Ah… dannato marketing di Gamestop. Anzi… dannato Gamestop ;) E’ la stessa frase, secondo me, che rimbomba negli uffici Ubisoft visto che l’immagine promozionale che vedete nel riquadro (potete ingrandirla clikkandoci) è sfuggita agli uffici della grande catena di distribuzione e qualcuno l’ha messa online, costringendo la multinazionale francese a rivelare i suoi piani e cioè Assassin’s Creed Brotherhood, un nuovo gioco (al momento sembra uno spin off) della famosa serie con protagonista il grande Desmond Miles (e si, mica pensavate che erano Altair o Ezio Auditore, vero?). Nuovo gioco che non è però Assassin’s Creed 3… perchè? Perchè Brotherhood sarà, praticamente, il multiplayer di Assassin’s Creed.

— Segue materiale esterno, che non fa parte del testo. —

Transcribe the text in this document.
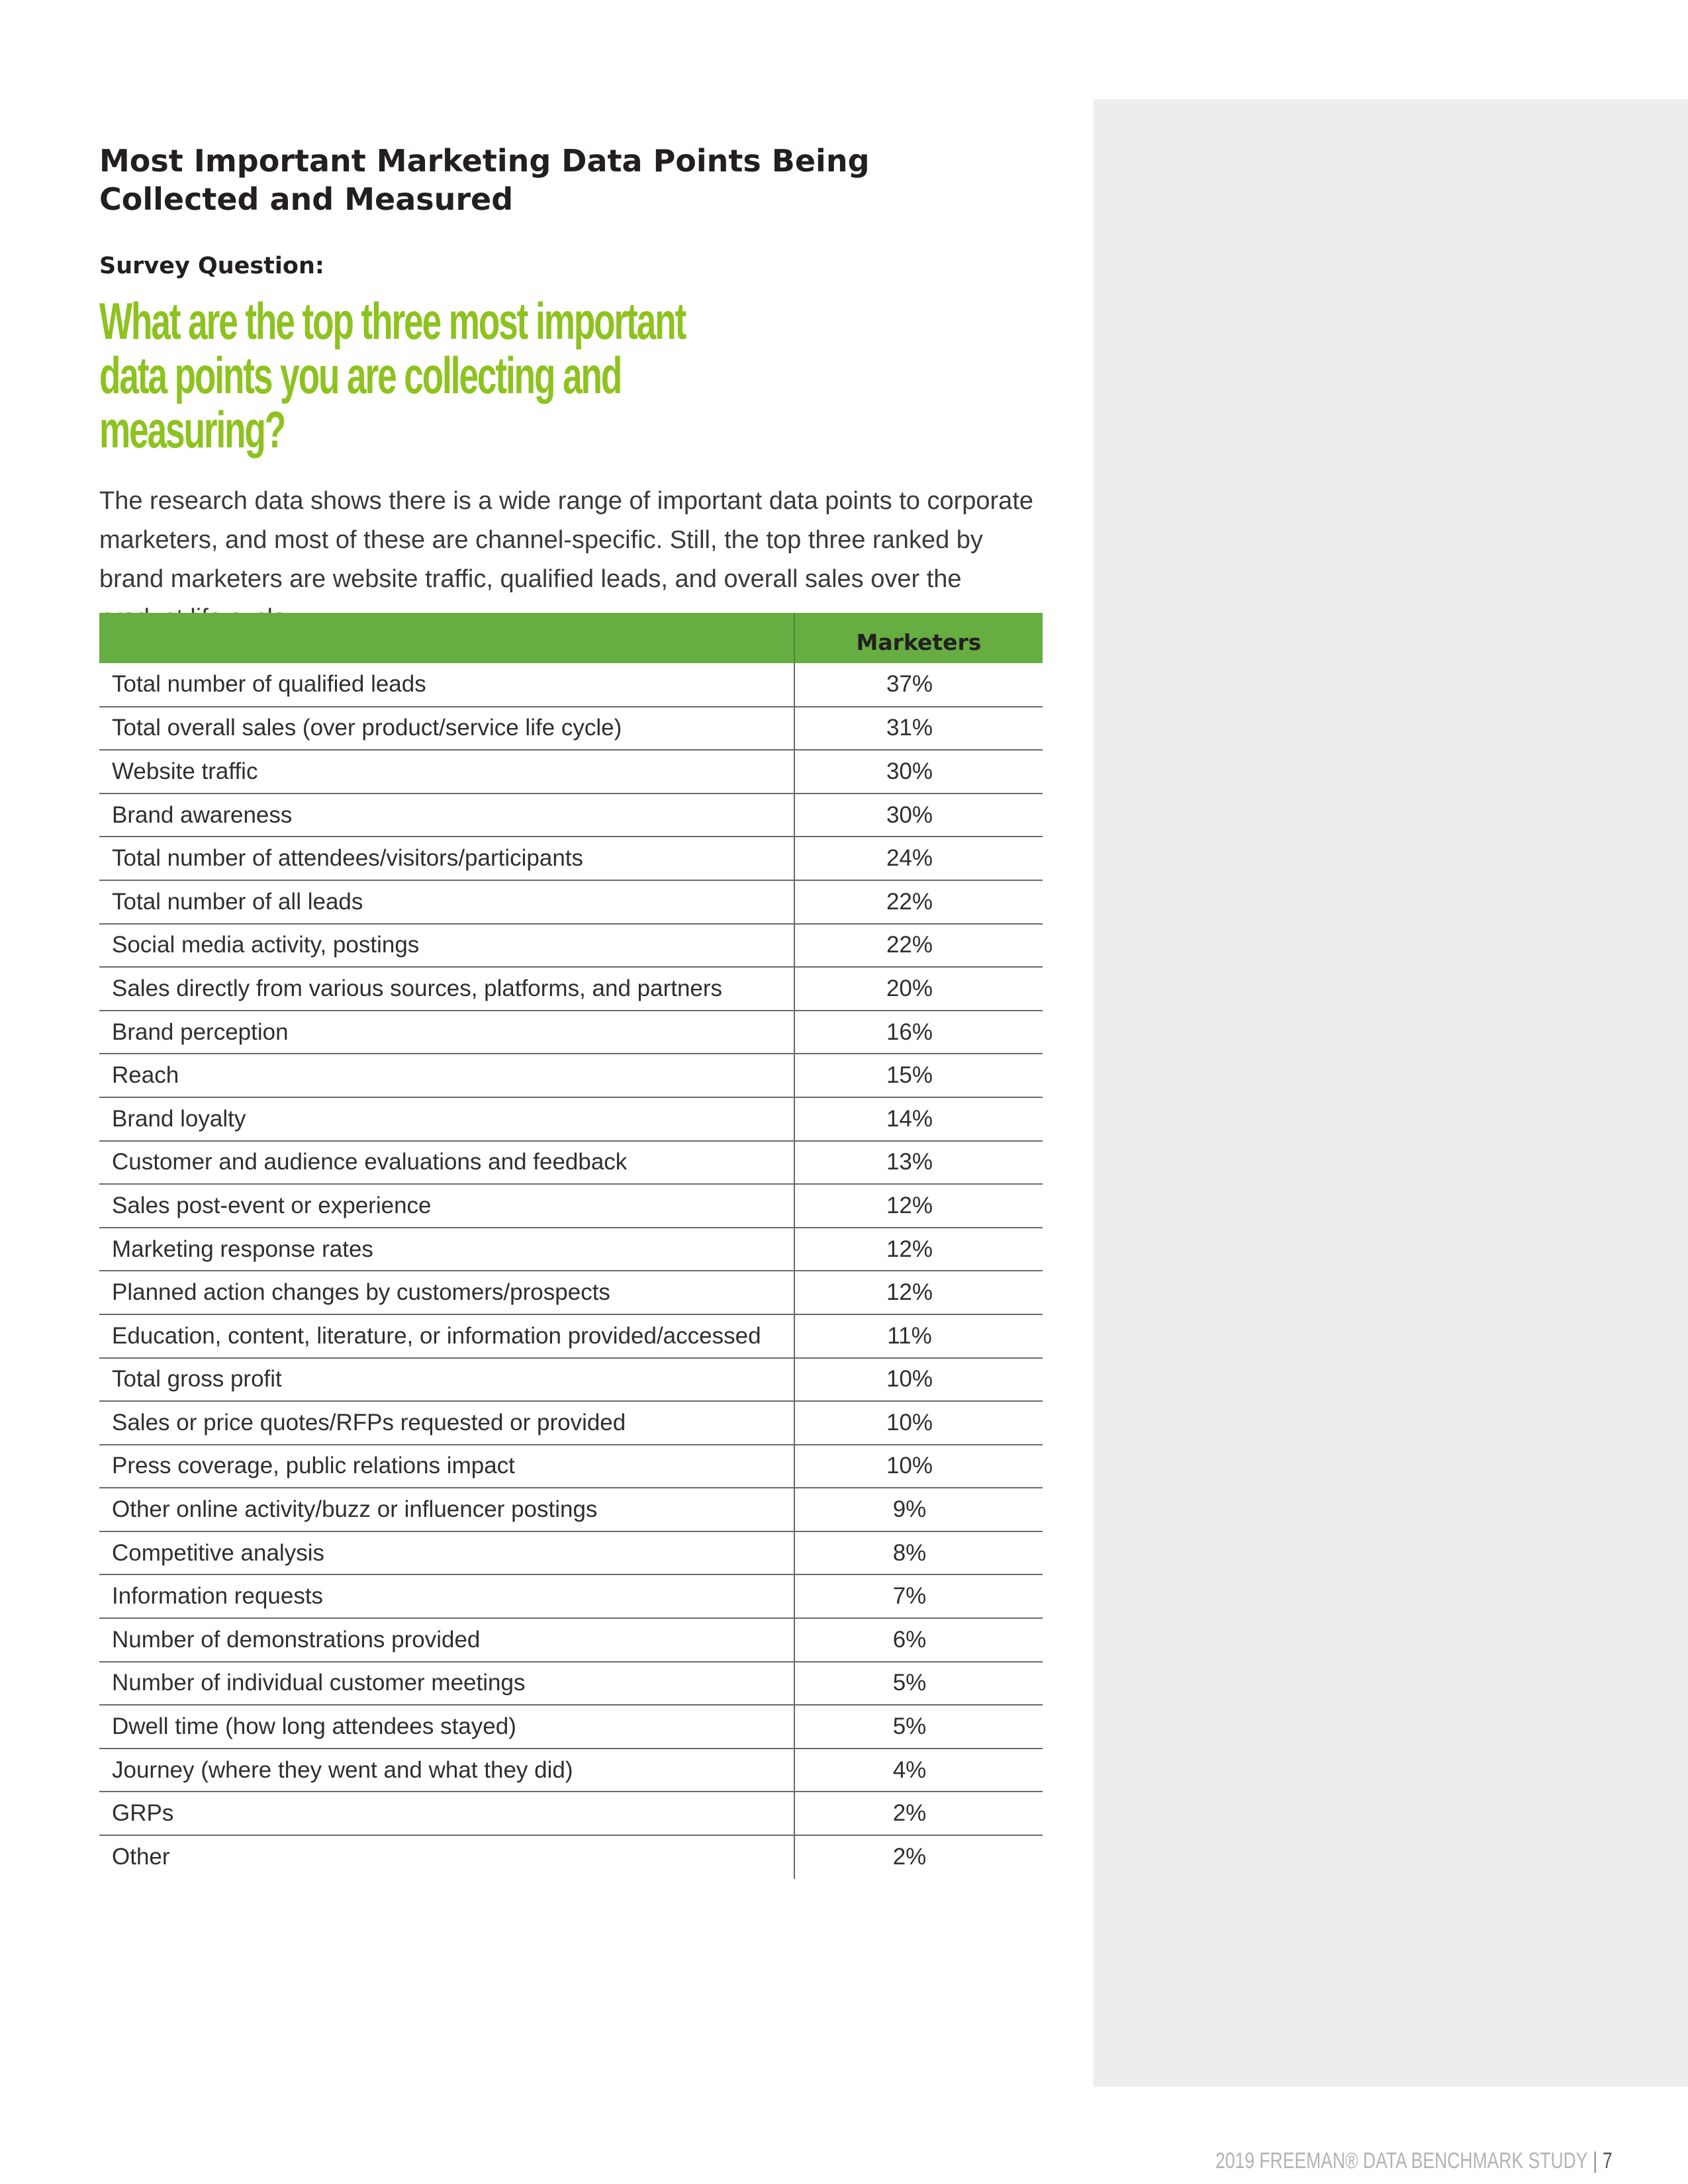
Most Important Marketing Data Points Being Collected and Measured
Survey Question:
What are the top three most important data points you are collecting and measuring?

The research data shows there is a wide range of important data points to corporate marketers, and most of these are channel-specific. Still, the top three ranked by brand marketers are website traffic, qualified leads, and overall sales over the

	Marketers
Total number of qualified leads	37%
Total overall sales (over product/service life cycle)	31%
Website traffic	30%
Brand awareness	30%
Total number of attendees/visitors/participants	24%
Total number of all leads	22%
Social media activity, postings	22%
Sales directly from various sources, platforms, and partners	20%
Brand perception	16%
Reach	15%
Brand loyalty	14%
Customer and audience evaluations and feedback	13%
Sales post-event or experience	12%
Marketing response rates	12%
Planned action changes by customers/prospects	12%
Education, content, literature, or information provided/accessed	11%
Total gross profit	10%
Sales or price quotes/RFPs requested or provided	10%
Press coverage, public relations impact	10%
Other online activity/buzz or influencer postings	9%
Competitive analysis	8%
Information requests	7%
Number of demonstrations provided	6%
Number of individual customer meetings	5%
Dwell time (how long attendees stayed)	5%
Journey (where they went and what they did)	4%
GRPs	2%
Other	2%
2019 FREEMAN® DATA BENCHMARK STUDY | 7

Ubisoft quindi, piuttosto che rilasciare qualcosa tramite un DLC, pensa ad un gioco totalmente nuovo per “per la prima volta, prendere parte ad un innovativa esperienza multiplayer lasciando i giocatori liberi di impersonare l’assassino e scegliere lo stile dei vari omicidi. Qualcosa di mai visto prima a livello di multiplayer“. Queste le parole incise proprio sulla “scatola” (probabilmente creata da quelli di Gamestop perchè non credo che di un gioco simile sia già pronto il packaging) volantino pubblicitario.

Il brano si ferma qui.